Jimmy Barnes, Hindsight. Album Review.

Liverpool Sound and Vision * * * * *

The moment you receive your first electric shock, the stimulating feel of the mixed emotions of pain, the thrill that tingles down your arm and onwards to the riveted digits at the end and bouncing back up through the nervous system to the brain is on a par from the opening note and beating heart of Jimmy Barnes latest studio album Hindsight.

The retrospective glance at what caused the pulsating feel, the crackle of the air and the intimate knowledge that in the wire lives an uncontrollable beast ready to rage and perform what people of old considered to be within the realms of the five types of magic is much the same emotion that cascades and crashes into the eardrum with the same intensity as the polar icecaps being ripped apart at the seams and a 300 tonne freezing iceberg ravaging the northern waters.  Electricity it seems is the life blood but it cannot be sustained without the very human need of emotional security and deference in which musicians and artist live; this is no different for the magic that resides within Jimmy Barnes’ Hindsight.

Beasts come in various guises, some display the very best of humanity and the 14 tracks that are offered like contributions to the Gods and musical observations to those that live beneath the clouded judgement of Zeus or Jupiter are of the highest, most rocking beasts imaginable. The beast may bark, it might just snarl and growl like Cerebrus, each song supplying the unusual attraction of being able to face in many different directions but it is a beast in which the listener can but love, whether in the moment of first delivery or in the future, it will however stick in the memory for a long time to come, Hindsight perhaps being the most perfect of examples.
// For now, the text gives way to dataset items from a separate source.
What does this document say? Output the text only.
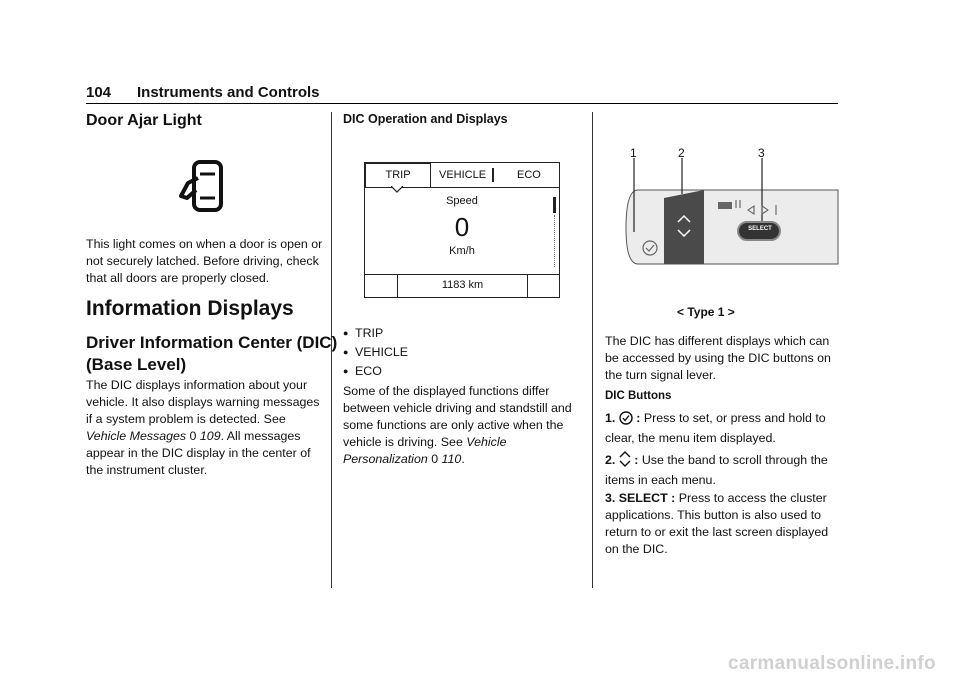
104 Instruments and Controls
Door Ajar Light
This light comes on when a door is open or not securely latched. Before driving, check that all doors are properly closed.
Information Displays
Driver Information Center (DIC)
(Base Level)
The DIC displays information about your vehicle. It also displays warning messages if a system problem is detected. See Vehicle Messages 0 109. All messages appear in the DIC display in the center of the instrument cluster.
DIC Operation and Displays
TRIP	VEHICLE	ECO
Speed
0
Km/h
1183 km
● TRIP
● VEHICLE
● ECO
Some of the displayed functions differ between vehicle driving and standstill and some functions are only active when the vehicle is driving. See Vehicle Personalization 0 110.
1	2	3
SELECT
< Type 1 >
The DIC has different displays which can be accessed by using the DIC buttons on the turn signal lever.
DIC Buttons
1. : Press to set, or press and hold to clear, the menu item displayed.
2. : Use the band to scroll through the items in each menu.
3. SELECT : Press to access the cluster applications. This button is also used to return to or exit the last screen displayed on the DIC.
carmanualsonline.info
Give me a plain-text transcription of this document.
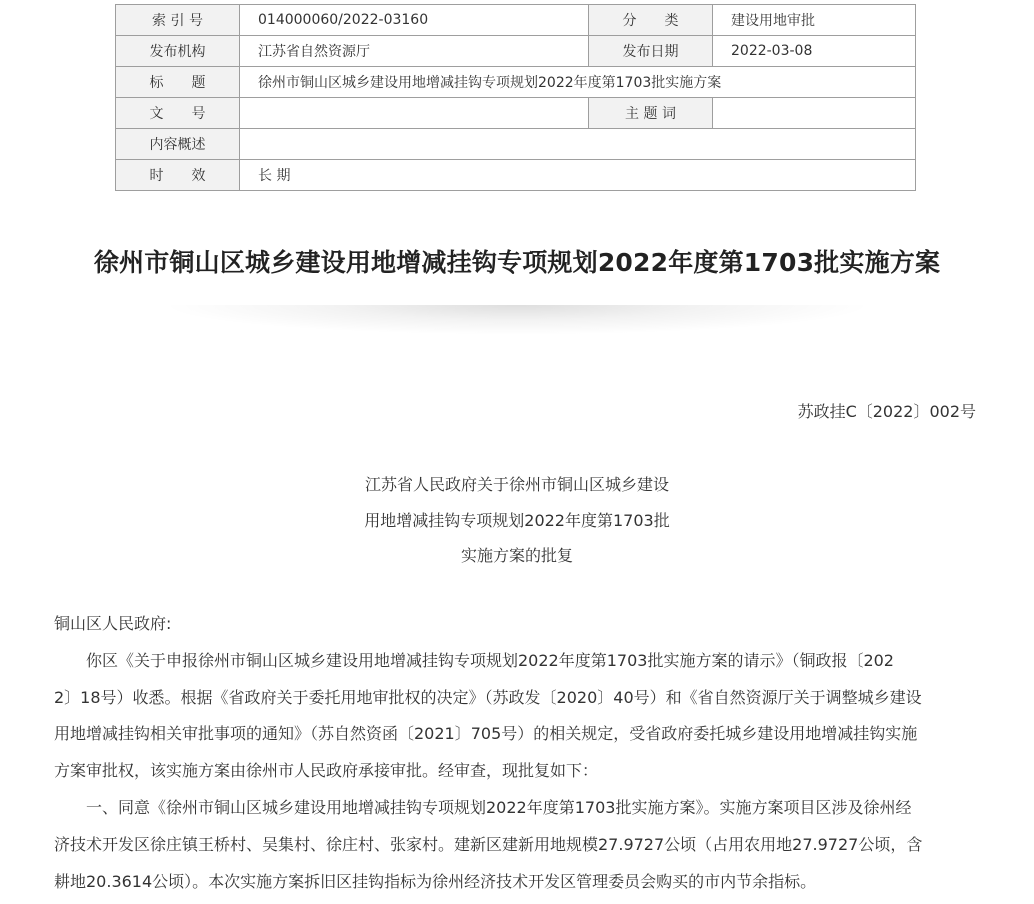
索 引 号	014000060/2022-03160	分　　类	建设用地审批
发布机构	江苏省自然资源厅	发布日期	2022-03-08
标　　题	徐州市铜山区城乡建设用地增减挂钩专项规划2022年度第1703批实施方案		
文　　号		主 题 词	
内容概述			
时　　效	长 期		
徐州市铜山区城乡建设用地增减挂钩专项规划2022年度第1703批实施方案
苏政挂C〔2022〕002号
江苏省人民政府关于徐州市铜山区城乡建设
用地增减挂钩专项规划2022年度第1703批
实施方案的批复
铜山区人民政府:
　　你区《关于申报徐州市铜山区城乡建设用地增减挂钩专项规划2022年度第1703批实施方案的请示》（铜政报〔202
2〕18号）收悉。根据《省政府关于委托用地审批权的决定》（苏政发〔2020〕40号）和《省自然资源厅关于调整城乡建设
用地增减挂钩相关审批事项的通知》（苏自然资函〔2021〕705号）的相关规定，受省政府委托城乡建设用地增减挂钩实施
方案审批权，该实施方案由徐州市人民政府承接审批。经审查，现批复如下：
　　一、同意《徐州市铜山区城乡建设用地增减挂钩专项规划2022年度第1703批实施方案》。实施方案项目区涉及徐州经
济技术开发区徐庄镇王桥村、吴集村、徐庄村、张家村。建新区建新用地规模27.9727公顷（占用农用地27.9727公顷，含
耕地20.3614公顷）。本次实施方案拆旧区挂钩指标为徐州经济技术开发区管理委员会购买的市内节余指标。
For 30 years Jimmy Barnes has thrilled and cajoled, taken apart and placed back together with the delicate nature of a master potter, a musician of the highest quality and the songs he places before his fans are those that mean the most to him and what better way to make the best sound supreme than by playing out of your skin, letting the magic of electricity do its work and asking a few friends to pop by and help you rerecord them. With contributions from the likes of Joe Bonamassa, Steven Van Zandt, Neal Schon and Jonathan Cain, tracks such as the fierce opener Lay Down Your Guns, the brilliance of Stone Cold with Tina Arena and Joe Bonamassa, Love and Hate and I’d Rather Be Blind, all make Hindsight the kind of album that in the dim and distant past would have stores opening through the night to sell in their abundance.

The magic in electricity is not a secret but the wealth of it that resides within Jimmy Barnes is enough to have people listening for every hidden gesture and lick of the guitar, in that magic really does exist.

Hindsight is released in the U.K. by Provogue Records on October 27th.